By Rabbi Charles Feinberg
This week’s Torah portion is Vayakhel-Pekudei, Exodus 35:1 – 40:38.
Last week, we read about the Israelites’ ultimate act of disloyalty: the Golden Calf. In contrast, this week’s parshah paints a portrait of absolute devotion.
The Israelites are building a tabernacle that will house the Presence of God.
These two episodes, however, not only puzzle the reader with their disparity but serve to shed light on each other.
One particular difficulty led the rabbis to an examination of these two episodes.
The rabbis ask: “Why in the Golden Calf episode do we read of the unqualified and total participation of the Israelites in bringing gifts to create an idol [Exodus 32:3], yet with the tabernacle we read only that those whose hearts moved them gave gifts?” [Exodus 35:5].

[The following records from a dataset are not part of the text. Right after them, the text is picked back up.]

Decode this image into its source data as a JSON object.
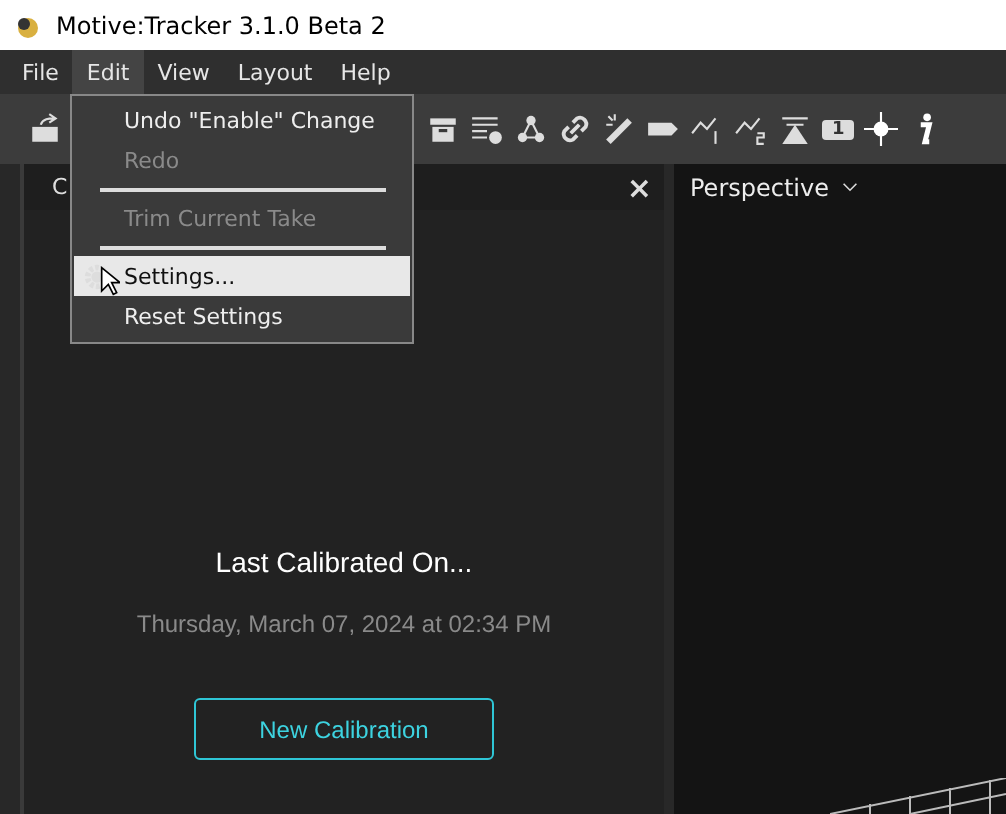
{
  "window": {
    "title": "Motive:Tracker 3.1.0 Beta 2"
  },
  "menubar": [
    {
      "label": "File",
      "selected": false
    },
    {
      "label": "Edit",
      "selected": true
    },
    {
      "label": "View",
      "selected": false
    },
    {
      "label": "Layout",
      "selected": false
    },
    {
      "label": "Help",
      "selected": false
    }
  ],
  "toolbar": {
    "badge": "1"
  },
  "edit_menu": [
    {
      "kind": "item",
      "label": "Undo \"Enable\" Change",
      "disabled": false,
      "selected": false
    },
    {
      "kind": "item",
      "label": "Redo",
      "disabled": true,
      "selected": false
    },
    {
      "kind": "separator"
    },
    {
      "kind": "item",
      "label": "Trim Current Take",
      "disabled": true,
      "selected": false
    },
    {
      "kind": "separator"
    },
    {
      "kind": "gearitem",
      "label": "Settings...",
      "disabled": false,
      "selected": true
    },
    {
      "kind": "item",
      "label": "Reset Settings",
      "disabled": false,
      "selected": false
    }
  ],
  "left_panel": {
    "tab": "C",
    "close": "×",
    "heading": "Last Calibrated On...",
    "date": "Thursday, March 07, 2024 at 02:34 PM",
    "button": "New Calibration"
  },
  "viewport": {
    "view": "Perspective"
  }
}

Rabbi Meir Shapira of Lublin offers one interesting interpretation: “Sometimes there are those who donate large sums, convinced that the money collected is marked for some holy endeavor, for a religious end or national endeavor, and afterwards they discover to their dismay that the money has been used for other purposes,” he wrote. “This is what happened with the Golden Calf: not all of the Israelites knew that the riches were being collected to make an idol. For the leaders said, ‘this is your God, Israel,’ that is to say, they made it seem as if it were for a higher purpose. So later when others came to solicit them, the people became cautious. And when they came to them to request a donation for the tabernacle, they hesitated to give, lest they be deceived — and so at this time the ones who gave were only those whose hearts moved them.”

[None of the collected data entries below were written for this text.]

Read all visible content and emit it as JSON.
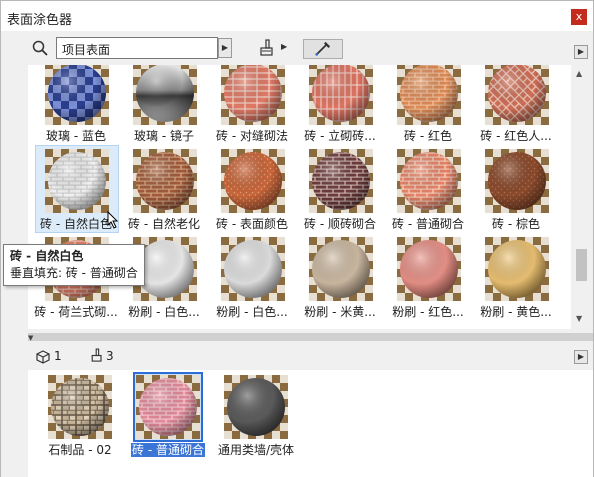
{
  "window": {
    "title": "表面涂色器",
    "close_glyph": "x"
  },
  "toolbar": {
    "search_value": "项目表面",
    "search_icon": "search-icon",
    "brush_icon": "paint-brush-icon",
    "picker_icon": "eyedropper-icon"
  },
  "materials": [
    {
      "label": "玻璃 - 蓝色",
      "pattern": "checker-blue"
    },
    {
      "label": "玻璃 - 镜子",
      "pattern": "chrome"
    },
    {
      "label": "砖 - 对缝砌法",
      "pattern": "brick-stack",
      "base": "#e07a66",
      "mortar": "#f4d6cc"
    },
    {
      "label": "砖 - 立砌砖...",
      "pattern": "brick-soldier",
      "base": "#de7463",
      "mortar": "#f2cfc5"
    },
    {
      "label": "砖 - 红色",
      "pattern": "brick-running",
      "base": "#e08a55",
      "mortar": "#f3c9a8"
    },
    {
      "label": "砖 - 红色人...",
      "pattern": "brick-herring",
      "base": "#cf6e56",
      "mortar": "#f0cdbf"
    },
    {
      "label": "砖 - 自然白色",
      "pattern": "brick-running",
      "base": "#f2f2f2",
      "mortar": "#c9c9c9",
      "selected": true
    },
    {
      "label": "砖 - 自然老化",
      "pattern": "brick-running",
      "base": "#a35a3a",
      "mortar": "#d8b08c"
    },
    {
      "label": "砖 - 表面颜色",
      "pattern": "speckle",
      "base": "#c9663b",
      "mortar": "#e6a274"
    },
    {
      "label": "砖 - 顺砖砌合",
      "pattern": "brick-running",
      "base": "#6e3b3b",
      "mortar": "#d8c4c0"
    },
    {
      "label": "砖 - 普通砌合",
      "pattern": "brick-running",
      "base": "#e88366",
      "mortar": "#f8d8c9"
    },
    {
      "label": "砖 - 棕色",
      "pattern": "speckle",
      "base": "#8a4a2c",
      "mortar": "#b27252"
    },
    {
      "label": "砖 - 荷兰式砌...",
      "pattern": "brick-running",
      "base": "#e57d66",
      "mortar": "#f6d4c7"
    },
    {
      "label": "粉刷 - 白色...",
      "pattern": "plain",
      "base": "#f4f4f4",
      "mortar": "#d8d8d8"
    },
    {
      "label": "粉刷 - 白色...",
      "pattern": "plain",
      "base": "#ececec",
      "mortar": "#cdcdcd"
    },
    {
      "label": "粉刷 - 米黄...",
      "pattern": "plain",
      "base": "#d9c8b2",
      "mortar": "#b9a68f"
    },
    {
      "label": "粉刷 - 红色...",
      "pattern": "plain",
      "base": "#f0a39a",
      "mortar": "#d67e74"
    },
    {
      "label": "粉刷 - 黄色...",
      "pattern": "plain",
      "base": "#f2cf8a",
      "mortar": "#d9ad5c"
    }
  ],
  "tooltip": {
    "title": "砖 - 自然白色",
    "line2": "垂直填充: 砖 - 普通砌合"
  },
  "bottom": {
    "count_objects": "1",
    "count_surfaces": "3",
    "cube_icon": "cube-icon",
    "brush_icon": "paint-brush-icon",
    "items": [
      {
        "label": "石制品 - 02",
        "pattern": "stone",
        "base": "#c9b79c",
        "mortar": "#6d5c49"
      },
      {
        "label": "砖 - 普通砌合",
        "pattern": "brick-running",
        "base": "#e58a9a",
        "mortar": "#f7d3da",
        "selected": true
      },
      {
        "label": "通用类墙/壳体",
        "pattern": "plain",
        "base": "#6e6e6e",
        "mortar": "#4a4a4a"
      }
    ]
  }
}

I want to suggest another resolution to our dilemma. In these two episodes we are presented with two distinct models of community. The Golden Calf episode conveys a sense of blind group solidarity. The people come en masse. There is no sense of separate individual identity. Rather, they are a nameless and an identity-less multitude.
In sharp contrast, we have the building of the tabernacle.

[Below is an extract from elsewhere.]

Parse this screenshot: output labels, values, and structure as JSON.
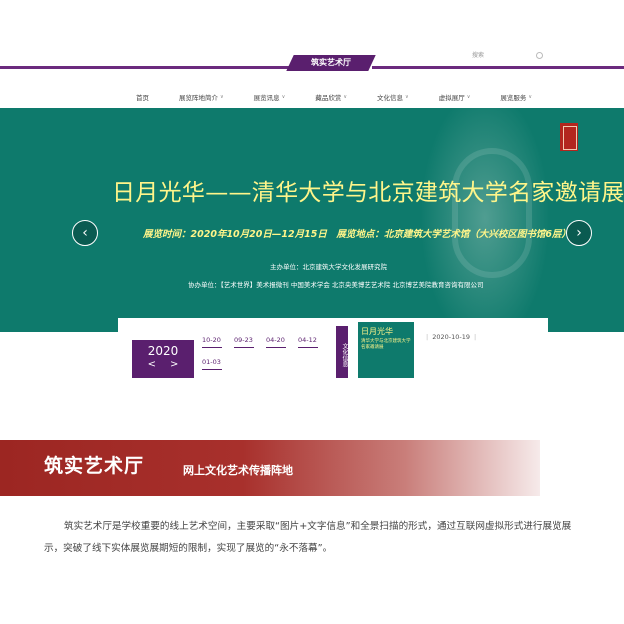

Moses assembles the people and addresses them as a community. After detailing the needs of the tabernacle, the Torah tells us that those whose hearts move them participate.
Later in the narrative, we see the repetition of kol ish — each person. Every individual contributes to the magnificent beauty of the tabernacle. It is not the work of one person’s hands, but rather the collective work of individuals. Each individual leaves his/her mark on this magnificent structure. Identity remains central to the project. Far from being a faceless mob, the text conveys meaningful identity — a sense of shared ownership. The community works toward its collective vision, but it is not at the cost of the community’s parts.
Today when we as a nation — and the world as a whole — confront the coronavirus crisis, the importance of acting as a community is paramount. But we should never give up our individual identity when facing this crisis. Each individual needs to contribute his or her talents and knowledge to overcome this disease.
At the same time, we need to embrace a common vision and path that will motivate all of us to succeed. The community exists to serve and protect the individual. But the individual has to be motivated in order to ensure the vitality of the community.
Rabbi Charles Feinberg is executive director of Interfaith Action for Human Rights in Washington.